I am sitting in Richardson Auditorium listening to one of opera’s most glorious moments: the love duet between the Emperor Nero and his mistress Poppea Sabina that concludes Claudio Monteverdi’s final opera L’incoronazione di Poppea (The Coronation of Poppea). It is also highly controversial. As we discussed at length in my musicology graduate seminar, scholars have long wondered whether the 75-year-old composer even wrote the duet, attributing it to one or another of Monteverdi’s younger colleagues who were composing for the Venetian stage. Commentators have also been troubled by the moral ambiguity of the opera in general and this duet in particular. This sublime music is nothing less than a celebration of the triumph of carnal love over morality and justice, as Nero banishes (and murders) his wife, crowning Poppea amid the corruption of Imperial Rome.

Nevertheless, as I hear the voices of our students Aryeh Nussbaum Cohen ’15 and Katie Buzard ’14 intertwine so seductively, imitating one another, and uniting for the most exquisitely painful dissonances, any scholarly debate seems to fade into the distance. All that matters at this moment is what we hear and feel, as Monteverdi’s  glorious music defies all of our attempts at analysis and interpretation—it simply needs to be sung and heard.

During the fall semester of 2013 I had the unmatched pleasure of witnessing our students encounter and take mastery over this remarkable opera. Blissfully unafraid, they gained control over the difficult and unfamiliar styles of playing and singing mid-17th-century Italian music, confronting in thoughtful and creative ways the ethical and moral ambivalence at the core of this work. They not only rose to the challenge, but conquered it, and by the end of the semester I found myself enchanted by this group of students who performed Poppea with such unwavering commitment, and whose passion for Monteverdi had come to equal my own. In idyllic fashion, the boundaries between scholarship and performance all but disappeared.

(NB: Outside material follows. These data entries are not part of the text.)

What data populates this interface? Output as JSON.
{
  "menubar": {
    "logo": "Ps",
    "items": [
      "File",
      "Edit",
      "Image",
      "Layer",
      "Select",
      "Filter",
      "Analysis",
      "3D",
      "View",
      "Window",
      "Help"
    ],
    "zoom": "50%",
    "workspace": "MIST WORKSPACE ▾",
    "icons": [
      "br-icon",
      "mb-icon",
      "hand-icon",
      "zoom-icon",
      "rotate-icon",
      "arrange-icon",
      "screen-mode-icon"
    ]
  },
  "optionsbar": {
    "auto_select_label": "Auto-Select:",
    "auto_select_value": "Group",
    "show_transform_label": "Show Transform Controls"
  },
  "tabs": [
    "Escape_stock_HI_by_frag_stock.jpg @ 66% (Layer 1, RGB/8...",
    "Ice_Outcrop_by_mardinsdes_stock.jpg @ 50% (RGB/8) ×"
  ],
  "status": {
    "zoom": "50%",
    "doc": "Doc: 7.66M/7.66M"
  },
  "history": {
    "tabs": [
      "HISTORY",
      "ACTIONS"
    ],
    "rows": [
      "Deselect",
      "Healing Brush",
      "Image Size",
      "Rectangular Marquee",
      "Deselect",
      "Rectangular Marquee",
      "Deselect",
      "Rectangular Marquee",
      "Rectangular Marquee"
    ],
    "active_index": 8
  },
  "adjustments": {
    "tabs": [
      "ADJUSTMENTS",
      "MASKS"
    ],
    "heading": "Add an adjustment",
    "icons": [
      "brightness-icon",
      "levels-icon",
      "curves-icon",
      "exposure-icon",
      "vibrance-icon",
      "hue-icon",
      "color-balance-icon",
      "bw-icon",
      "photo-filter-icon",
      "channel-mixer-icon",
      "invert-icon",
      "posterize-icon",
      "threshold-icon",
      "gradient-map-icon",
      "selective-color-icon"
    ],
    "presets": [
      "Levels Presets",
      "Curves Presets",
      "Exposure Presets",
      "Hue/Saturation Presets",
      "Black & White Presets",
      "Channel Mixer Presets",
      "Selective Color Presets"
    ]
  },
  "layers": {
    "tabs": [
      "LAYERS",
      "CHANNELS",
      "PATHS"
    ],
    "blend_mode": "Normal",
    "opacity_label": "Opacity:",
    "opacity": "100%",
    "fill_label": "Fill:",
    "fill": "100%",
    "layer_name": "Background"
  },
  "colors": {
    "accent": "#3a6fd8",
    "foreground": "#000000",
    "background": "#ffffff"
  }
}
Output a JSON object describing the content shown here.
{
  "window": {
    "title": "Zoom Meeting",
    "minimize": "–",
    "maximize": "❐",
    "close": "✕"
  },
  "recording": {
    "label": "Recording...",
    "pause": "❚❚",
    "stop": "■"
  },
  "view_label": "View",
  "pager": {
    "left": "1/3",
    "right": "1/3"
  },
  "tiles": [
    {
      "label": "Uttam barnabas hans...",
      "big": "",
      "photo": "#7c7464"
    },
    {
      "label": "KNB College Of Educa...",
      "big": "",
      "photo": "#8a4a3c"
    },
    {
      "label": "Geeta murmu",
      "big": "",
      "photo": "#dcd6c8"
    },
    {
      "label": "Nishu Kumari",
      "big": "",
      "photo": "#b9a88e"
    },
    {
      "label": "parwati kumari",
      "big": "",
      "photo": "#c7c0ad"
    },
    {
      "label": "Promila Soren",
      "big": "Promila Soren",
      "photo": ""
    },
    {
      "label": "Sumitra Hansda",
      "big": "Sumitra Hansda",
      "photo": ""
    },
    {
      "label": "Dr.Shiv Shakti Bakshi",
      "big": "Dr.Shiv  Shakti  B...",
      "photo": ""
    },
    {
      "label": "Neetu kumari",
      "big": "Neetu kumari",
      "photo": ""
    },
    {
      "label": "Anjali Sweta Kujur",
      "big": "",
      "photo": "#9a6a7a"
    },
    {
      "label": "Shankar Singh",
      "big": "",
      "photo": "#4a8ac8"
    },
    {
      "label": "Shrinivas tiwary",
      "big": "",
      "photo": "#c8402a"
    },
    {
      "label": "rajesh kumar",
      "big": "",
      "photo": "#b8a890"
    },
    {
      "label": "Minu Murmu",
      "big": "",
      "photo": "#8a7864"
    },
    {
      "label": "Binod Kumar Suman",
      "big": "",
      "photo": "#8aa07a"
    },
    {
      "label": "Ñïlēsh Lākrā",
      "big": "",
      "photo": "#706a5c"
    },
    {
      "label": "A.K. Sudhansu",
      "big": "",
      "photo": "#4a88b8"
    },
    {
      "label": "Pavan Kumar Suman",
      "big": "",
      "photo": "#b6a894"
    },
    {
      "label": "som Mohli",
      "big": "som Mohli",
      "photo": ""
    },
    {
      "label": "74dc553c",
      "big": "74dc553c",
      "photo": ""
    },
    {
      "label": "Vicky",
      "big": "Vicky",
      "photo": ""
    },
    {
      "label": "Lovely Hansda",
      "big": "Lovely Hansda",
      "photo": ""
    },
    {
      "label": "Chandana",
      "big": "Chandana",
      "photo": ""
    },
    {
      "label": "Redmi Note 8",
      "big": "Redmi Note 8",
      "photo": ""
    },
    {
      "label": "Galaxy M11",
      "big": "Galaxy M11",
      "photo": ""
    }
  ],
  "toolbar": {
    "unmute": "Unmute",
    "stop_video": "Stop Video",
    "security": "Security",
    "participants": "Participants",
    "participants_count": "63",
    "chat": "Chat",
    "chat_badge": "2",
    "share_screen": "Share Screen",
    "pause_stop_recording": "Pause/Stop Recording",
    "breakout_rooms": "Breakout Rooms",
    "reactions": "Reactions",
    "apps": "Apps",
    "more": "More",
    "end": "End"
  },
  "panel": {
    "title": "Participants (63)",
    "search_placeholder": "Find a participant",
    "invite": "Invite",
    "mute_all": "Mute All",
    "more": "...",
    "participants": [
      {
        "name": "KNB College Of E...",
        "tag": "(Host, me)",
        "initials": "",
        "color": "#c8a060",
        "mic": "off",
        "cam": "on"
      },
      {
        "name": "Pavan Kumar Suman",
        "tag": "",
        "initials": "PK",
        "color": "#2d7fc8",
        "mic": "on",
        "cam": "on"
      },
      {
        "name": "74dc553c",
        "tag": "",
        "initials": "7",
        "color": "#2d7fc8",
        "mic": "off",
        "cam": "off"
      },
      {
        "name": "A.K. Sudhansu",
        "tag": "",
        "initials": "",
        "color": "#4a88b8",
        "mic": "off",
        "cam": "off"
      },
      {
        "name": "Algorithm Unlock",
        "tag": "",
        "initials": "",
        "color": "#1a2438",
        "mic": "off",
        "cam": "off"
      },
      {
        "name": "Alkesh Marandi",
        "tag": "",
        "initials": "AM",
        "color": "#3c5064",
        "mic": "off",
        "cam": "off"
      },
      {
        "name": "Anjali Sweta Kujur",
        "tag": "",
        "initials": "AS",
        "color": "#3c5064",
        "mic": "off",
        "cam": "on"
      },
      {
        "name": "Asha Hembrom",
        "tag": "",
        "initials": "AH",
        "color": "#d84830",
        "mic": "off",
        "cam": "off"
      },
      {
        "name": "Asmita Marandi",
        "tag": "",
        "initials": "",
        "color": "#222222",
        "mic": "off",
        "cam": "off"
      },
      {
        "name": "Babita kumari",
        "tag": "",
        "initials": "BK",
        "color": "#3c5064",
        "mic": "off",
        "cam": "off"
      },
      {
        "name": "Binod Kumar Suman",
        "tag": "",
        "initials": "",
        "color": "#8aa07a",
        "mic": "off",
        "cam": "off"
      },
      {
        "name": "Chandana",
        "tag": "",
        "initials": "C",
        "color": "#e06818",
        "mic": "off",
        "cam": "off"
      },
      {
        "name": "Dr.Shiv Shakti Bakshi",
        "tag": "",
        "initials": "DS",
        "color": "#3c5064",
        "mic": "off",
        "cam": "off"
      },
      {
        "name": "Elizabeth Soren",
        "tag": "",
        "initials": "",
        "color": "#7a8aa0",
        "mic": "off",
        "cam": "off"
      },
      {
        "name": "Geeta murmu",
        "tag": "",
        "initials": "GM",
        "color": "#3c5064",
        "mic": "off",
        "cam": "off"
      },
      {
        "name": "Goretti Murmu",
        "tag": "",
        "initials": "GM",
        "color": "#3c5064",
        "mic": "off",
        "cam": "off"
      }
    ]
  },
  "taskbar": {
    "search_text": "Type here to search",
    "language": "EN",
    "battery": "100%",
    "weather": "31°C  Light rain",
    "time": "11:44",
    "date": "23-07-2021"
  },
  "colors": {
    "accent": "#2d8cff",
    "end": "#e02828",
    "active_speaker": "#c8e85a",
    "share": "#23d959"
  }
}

Our singers craved knowledge about the opera, the characters, and their motivations even while focusing on the craft of performance; my graduate students and I, immersed in the scholarly materials, had the privilege of seeing the work come to life in their voice and bodies, and before our eyes and ears. This is what we do through the arts at Princeton: we can take ideas and make them sing.